Dokfilm taucht in die Geheimnisse der Burg Alt-Landenberg in Bauma ein
Wahrzeichen im Tösstal
Ein kurzer Dokumentarfilm erzählt die Geschichte der Burgruine Alt-Landenberg in Bauma. Hinter dem Projekt steckt ein Burgennarr mit Videotalent.
Hoch über der Töss bei Bauma thront die Burgruine Alt-Landenberg. Seit den Sechzigerjahren ist der Burghügel zugänglich und ein beliebtes Ausflugsziel.
So auch für Gregor Bächi aus Adlikon im Zürcher Weinland. 2018 machte er zum ersten Mal einen Ausflug ins Tösstal . «Ich war sofort von der Burgruine angetan.» So fest, dass man seit Neuestem auf der Videoplattform Youtube ein Video über Alt-Landenberg findet.

Bächi hat eine grosse Leidenschaft für Geschichte und Archäologie. Hauptberuflich betreibt er eine eigene Videoproduktionsfirma und stellt unter anderem Werbefilme her. In seiner Freizeit betreut er zusätzlich seinen eigenen Youtube-Kanal namens «History – Travel – Nature».

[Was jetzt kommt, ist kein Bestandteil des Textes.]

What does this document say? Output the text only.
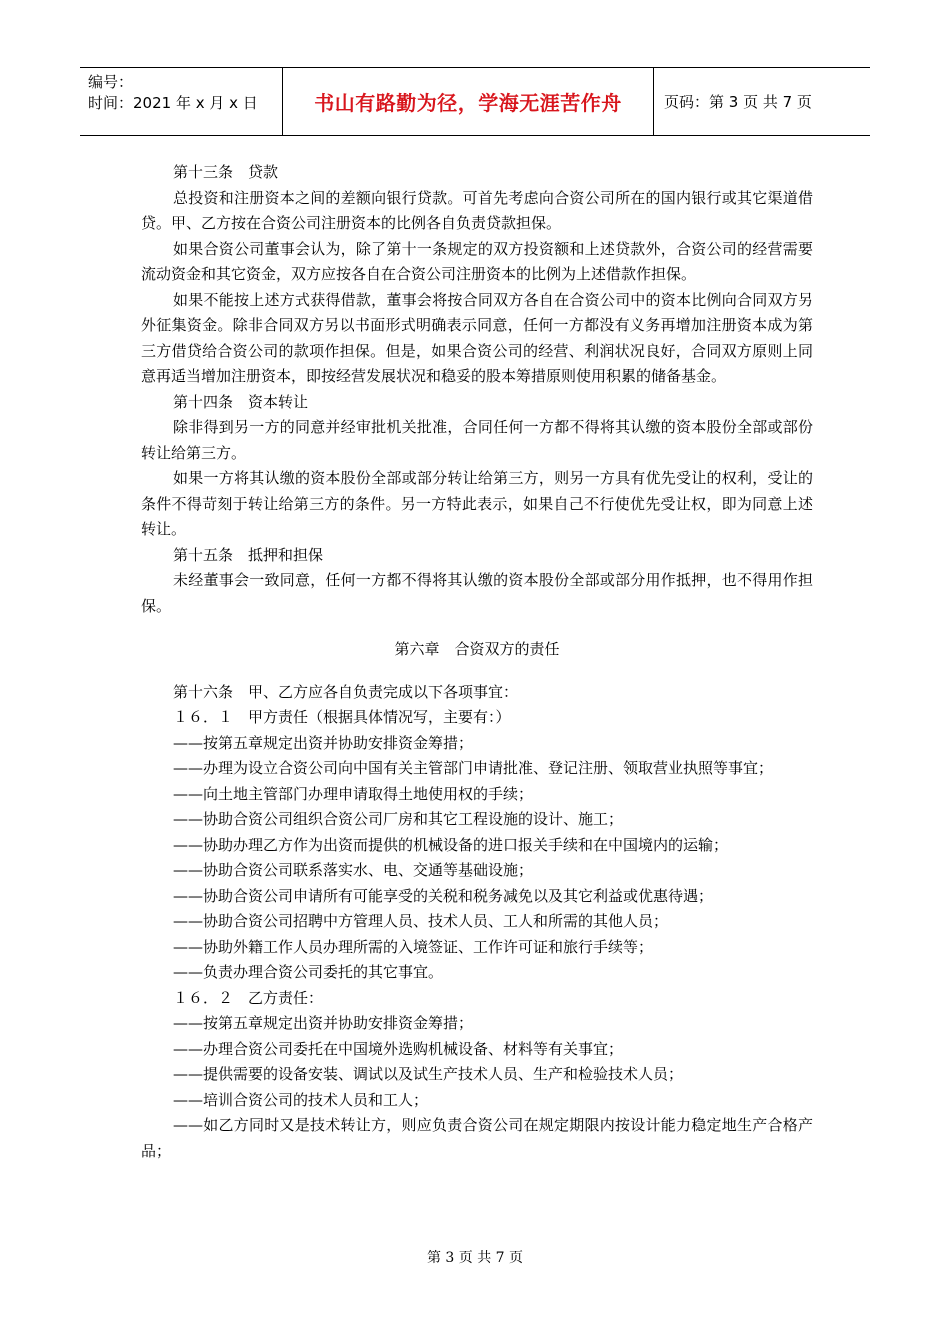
编号：
时间：2021 年 x 月 x 日	书山有路勤为径，学海无涯苦作舟	页码：第 3 页 共 7 页

第十三条　贷款

总投资和注册资本之间的差额向银行贷款。可首先考虑向合资公司所在的国内银行或其它渠道借贷。甲、乙方按在合资公司注册资本的比例各自负责贷款担保。

如果合资公司董事会认为，除了第十一条规定的双方投资额和上述贷款外，合资公司的经营需要流动资金和其它资金，双方应按各自在合资公司注册资本的比例为上述借款作担保。

如果不能按上述方式获得借款，董事会将按合同双方各自在合资公司中的资本比例向合同双方另外征集资金。除非合同双方另以书面形式明确表示同意，任何一方都没有义务再增加注册资本成为第三方借贷给合资公司的款项作担保。但是，如果合资公司的经营、利润状况良好，合同双方原则上同意再适当增加注册资本，即按经营发展状况和稳妥的股本筹措原则使用积累的储备基金。

第十四条　资本转让

除非得到另一方的同意并经审批机关批准，合同任何一方都不得将其认缴的资本股份全部或部份转让给第三方。

如果一方将其认缴的资本股份全部或部分转让给第三方，则另一方具有优先受让的权利，受让的条件不得苛刻于转让给第三方的条件。另一方特此表示，如果自己不行使优先受让权，即为同意上述转让。

第十五条　抵押和担保

未经董事会一致同意，任何一方都不得将其认缴的资本股份全部或部分用作抵押，也不得用作担保。

第六章　合资双方的责任

第十六条　甲、乙方应各自负责完成以下各项事宜：

１６．１　甲方责任（根据具体情况写，主要有：）

——按第五章规定出资并协助安排资金筹措；

——办理为设立合资公司向中国有关主管部门申请批准、登记注册、领取营业执照等事宜；

——向土地主管部门办理申请取得土地使用权的手续；

——协助合资公司组织合资公司厂房和其它工程设施的设计、施工；

——协助办理乙方作为出资而提供的机械设备的进口报关手续和在中国境内的运输；

——协助合资公司联系落实水、电、交通等基础设施；

——协助合资公司申请所有可能享受的关税和税务减免以及其它利益或优惠待遇；

——协助合资公司招聘中方管理人员、技术人员、工人和所需的其他人员；

——协助外籍工作人员办理所需的入境签证、工作许可证和旅行手续等；

——负责办理合资公司委托的其它事宜。

１６．２　乙方责任：

——按第五章规定出资并协助安排资金筹措；

——办理合资公司委托在中国境外选购机械设备、材料等有关事宜；

——提供需要的设备安装、调试以及试生产技术人员、生产和检验技术人员；

——培训合资公司的技术人员和工人；

——如乙方同时又是技术转让方，则应负责合资公司在规定期限内按设计能力稳定地生产合格产品；

第 3 页 共 7 页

Dort veröffentlicht er unter anderem kurze Dokumentarfilme über Burgen. Diese zeigt er einem scheinbar treuen Publikum – viele seiner Videos haben über 10’000 Aufrufe, über 5000 Nutzer haben den Kanal abonniert.

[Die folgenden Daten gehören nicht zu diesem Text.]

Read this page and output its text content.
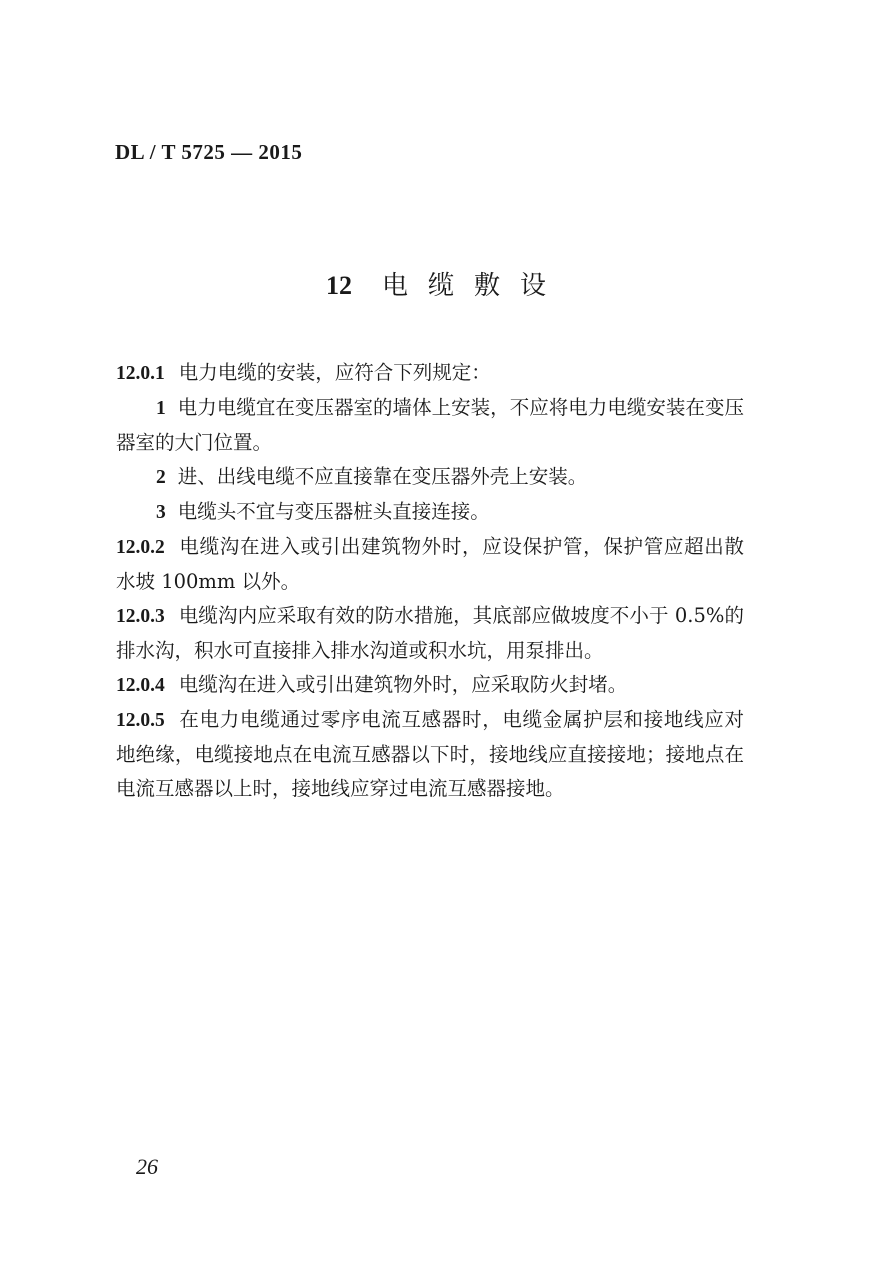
DL / T 5725 — 2015
12 电缆敷设

12.0.1 电力电缆的安装，应符合下列规定：

1 电力电缆宜在变压器室的墙体上安装，不应将电力电缆安装在变压器室的大门位置。

2 进、出线电缆不应直接靠在变压器外壳上安装。

3 电缆头不宜与变压器桩头直接连接。

12.0.2 电缆沟在进入或引出建筑物外时，应设保护管，保护管应超出散水坡 100mm 以外。

12.0.3 电缆沟内应采取有效的防水措施，其底部应做坡度不小于 0.5%的排水沟，积水可直接排入排水沟道或积水坑，用泵排出。

12.0.4 电缆沟在进入或引出建筑物外时，应采取防火封堵。

12.0.5 在电力电缆通过零序电流互感器时，电缆金属护层和接地线应对地绝缘，电缆接地点在电流互感器以下时，接地线应直接接地；接地点在电流互感器以上时，接地线应穿过电流互感器接地。

26
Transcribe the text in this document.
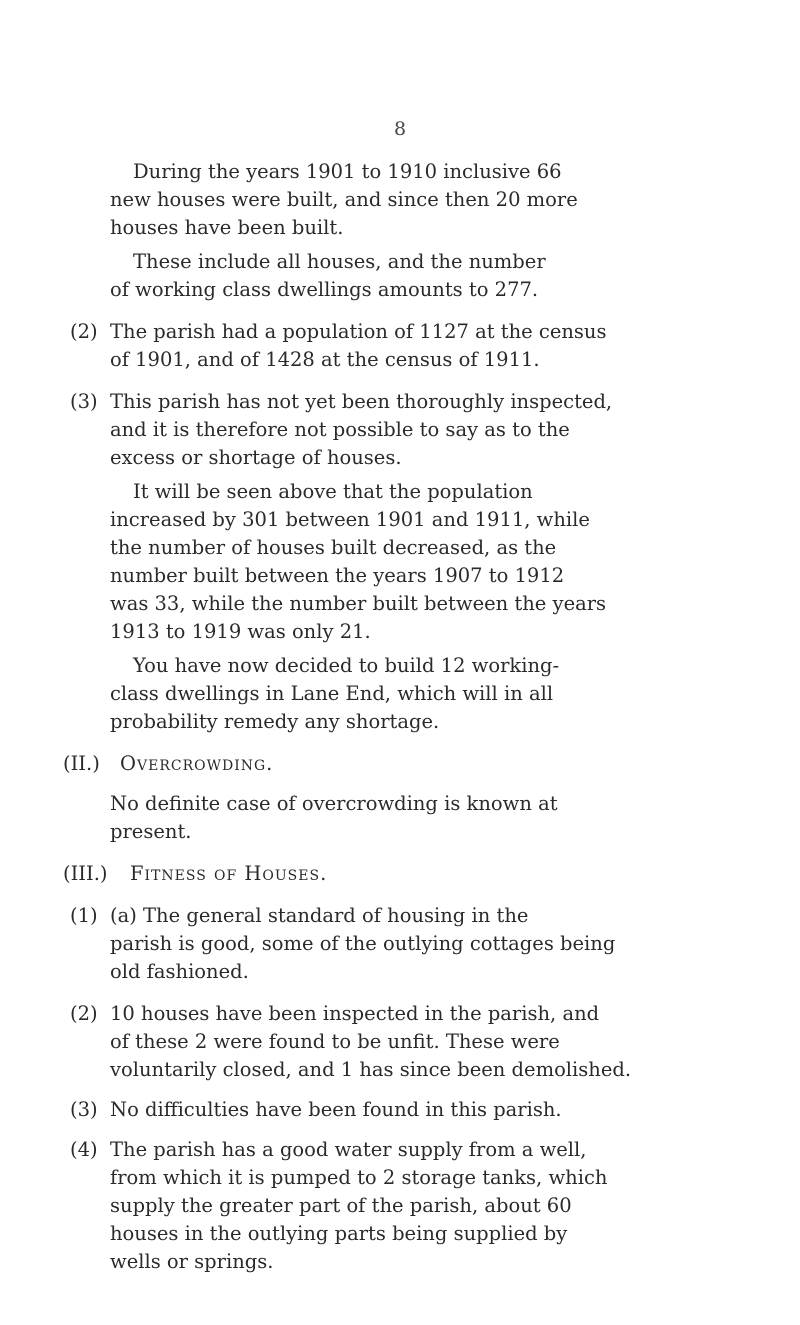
8
During the years 1901 to 1910 inclusive 66
new houses were built, and since then 20 more
houses have been built.
These include all houses, and the number
of working class dwellings amounts to 277.
(2) The parish had a population of 1127 at the census
of 1901, and of 1428 at the census of 1911.
(3) This parish has not yet been thoroughly inspected,
and it is therefore not possible to say as to the
excess or shortage of houses.
It will be seen above that the population
increased by 301 between 1901 and 1911, while
the number of houses built decreased, as the
number built between the years 1907 to 1912
was 33, while the number built between the years
1913 to 1919 was only 21.
You have now decided to build 12 working-
class dwellings in Lane End, which will in all
probability remedy any shortage.
(II.) Overcrowding.
No definite case of overcrowding is known at
present.
(III.) Fitness of Houses.
(1) (a) The general standard of housing in the
parish is good, some of the outlying cottages being
old fashioned.
(2) 10 houses have been inspected in the parish, and
of these 2 were found to be unfit. These were
voluntarily closed, and 1 has since been demolished.
(3) No difficulties have been found in this parish.
(4) The parish has a good water supply from a well,
from which it is pumped to 2 storage tanks, which
supply the greater part of the parish, about 60
houses in the outlying parts being supplied by
wells or springs.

Dass er mit seinen Videos eine Nische bedient, ist ihm bewusst. Doch das hält ihn nicht davon ab, einen grossen Teil seiner Freizeit in seine Videoprojekte zu investieren.
Die Idee, der Burg Alt-Landeberg ein Video zu widmen, ist Bächi nach seinem zweiten Besuch in Bauma im Jahr 2022 gekommen. Da er bereits über andere Burgen berichtet hatte, hatte er auch einen Draht zur Kantonsarchäologie. Diese unterstützte seine Recherche mit Unterlagen – sein Forschertrieb war geweckt. «Ich wollte die spannende Geschichte hinter der Burg erzählen.»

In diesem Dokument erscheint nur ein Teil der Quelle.